St. Catherine of Siena expressed the mystery of this Divine Love in her Dialogue with God: “O eternal Father! O fiery abyss of charity! O eternal beauty, O eternal wisdom, O eternal goodness, O eternal mercy! O hope and refuge of sinners! O immeasurable generosity! O eternal, infinite Good! O mad lover! And you have need of your creature? It seems so to me, for you act as if you could not live without her, in spite of the fact that you are Life itself, and everything has life from you and nothing can have life without you. Why then are you so mad? Because you have fallen in love with what you have made!” The love that God has for us and that he shows us in Christ seems like folly to us for we are so undeserving of his love. We could not possibly love him with that same kind of love and yet he tells us to love. Because we cannot love him with the same measure of love then he instructs us to love our neighbor with that same mad and senseless, disinterested love, “This is my commandment: love one another as I love you.” (Jn 15,12) St. Catherine reflects upon this mystery from God’s perspective as God tells her, “I ask you to love me with the same love with which I love you. But for me you cannot do this, for I loved you without being loved. Whatever love you have for me you owe me, so you love me not gratuitously but out of duty, while I love you not out of duty but gratuitously. So you cannot give me the kind of love I ask of you. This is why I have put you among your neighbors: so that you can do for them what you cannot do for me – that is, love them without any concern for thanks and without looking for any profit for yourself. And whatever you do for them I will consider done for me.”

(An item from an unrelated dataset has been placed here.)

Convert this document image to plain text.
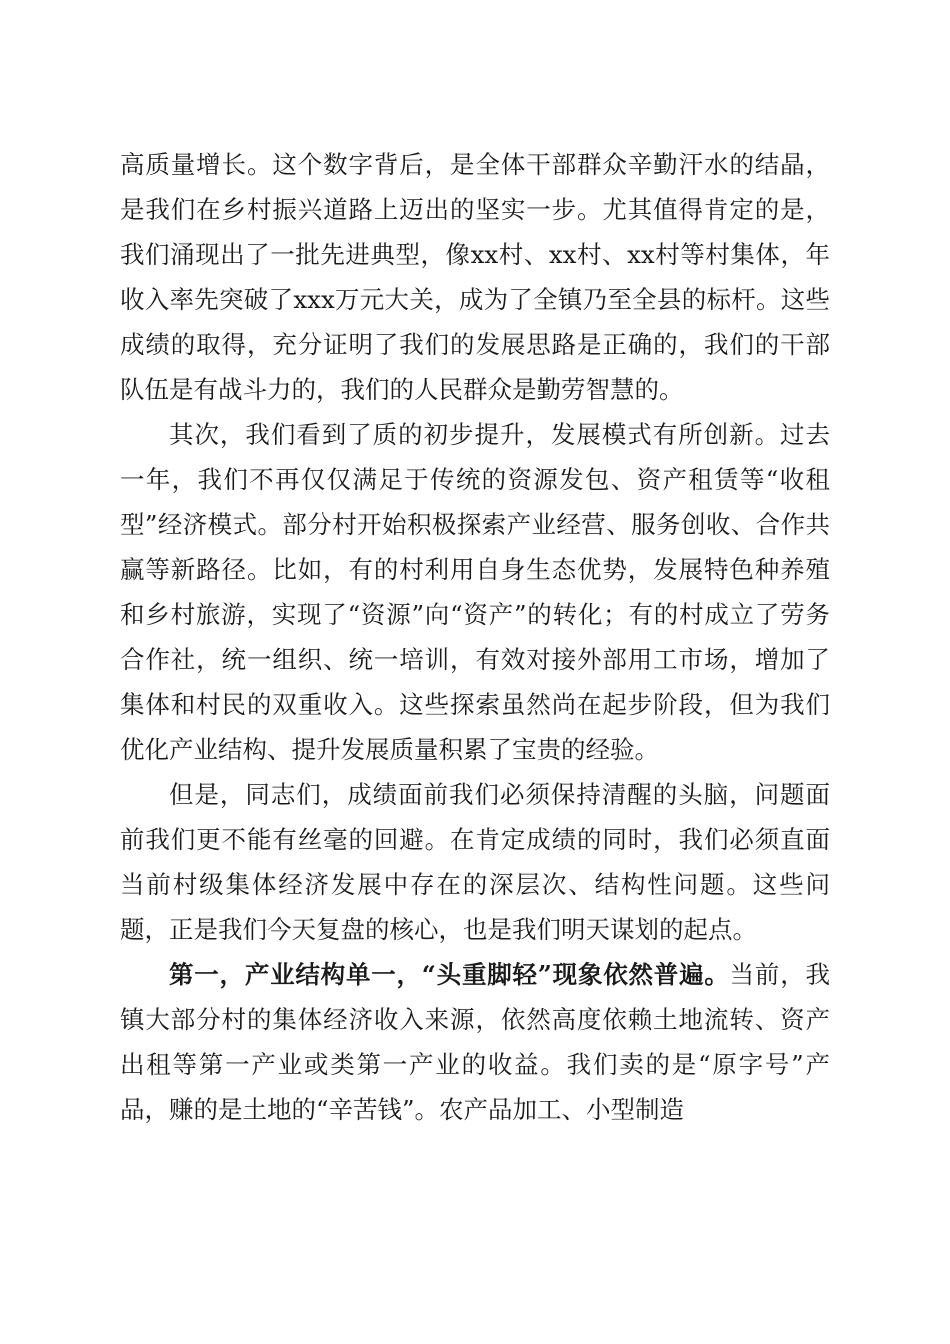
高质量增长。这个数字背后，是全体干部群众辛勤汗水的结晶，是我们在乡村振兴道路上迈出的坚实一步。尤其值得肯定的是，我们涌现出了一批先进典型，像xx村、xx村、xx村等村集体，年收入率先突破了xxx万元大关，成为了全镇乃至全县的标杆。这些成绩的取得，充分证明了我们的发展思路是正确的，我们的干部队伍是有战斗力的，我们的人民群众是勤劳智慧的。

其次，我们看到了质的初步提升，发展模式有所创新。过去一年，我们不再仅仅满足于传统的资源发包、资产租赁等“收租型”经济模式。部分村开始积极探索产业经营、服务创收、合作共赢等新路径。比如，有的村利用自身生态优势，发展特色种养殖和乡村旅游，实现了“资源”向“资产”的转化；有的村成立了劳务合作社，统一组织、统一培训，有效对接外部用工市场，增加了集体和村民的双重收入。这些探索虽然尚在起步阶段，但为我们优化产业结构、提升发展质量积累了宝贵的经验。

但是，同志们，成绩面前我们必须保持清醒的头脑，问题面前我们更不能有丝毫的回避。在肯定成绩的同时，我们必须直面当前村级集体经济发展中存在的深层次、结构性问题。这些问题，正是我们今天复盘的核心，也是我们明天谋划的起点。

第一，产业结构单一，“头重脚轻”现象依然普遍。当前，我镇大部分村的集体经济收入来源，依然高度依赖土地流转、资产出租等第一产业或类第一产业的收益。我们卖的是“原字号”产品，赚的是土地的“辛苦钱”。农产品加工、小型制造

Jesus teaches us this kind of love, the love of true friendship which loves freely expecting nothing in return. It is a love which is “to lay down one's life for one's friends.” (Jn 15,13) We can only do this with Divine assistance through grace. In order to love in the manner of Jesus we must remain in him and in his love and draw our life from him through prayer and sacrament. Without prayer and sacramental grace we could never love in a deep and meaningful way. We love because he first loved us and laid down his life for us. In prayer and sacrament we experience the depth of this love and we are moved then to love one another in this same manner of love. It is the greatest gift that we can give to one another. God gives us the gift of himself, the gift of Divine Love, so that we might have a meaningful love to share with one another.
The gift of meaningful and lasting love is a complete joy that fills us with life. Jesus tells his disciples, “I have told you this so that my joy might be in you and your joy might be complete.” (Jn 15,11) For complete joy we need a love that lasts. We not only want to experience love but we want to “stay” in love. Jesus encourages his disciples, “Remain in my love.” (Jn 15,9) Jesus instructs his disciples in the Bread of Life discourse, ““Whoever eats my flesh and drinks my blood remains in me and I in him.” (Jn 6,56) In the Eucharist Jesus “stays with us”, he fills us with life and he loves us with an everlasting love. Like St. Catherine said: crazy love. Crazy love, crazy joy, crazy life!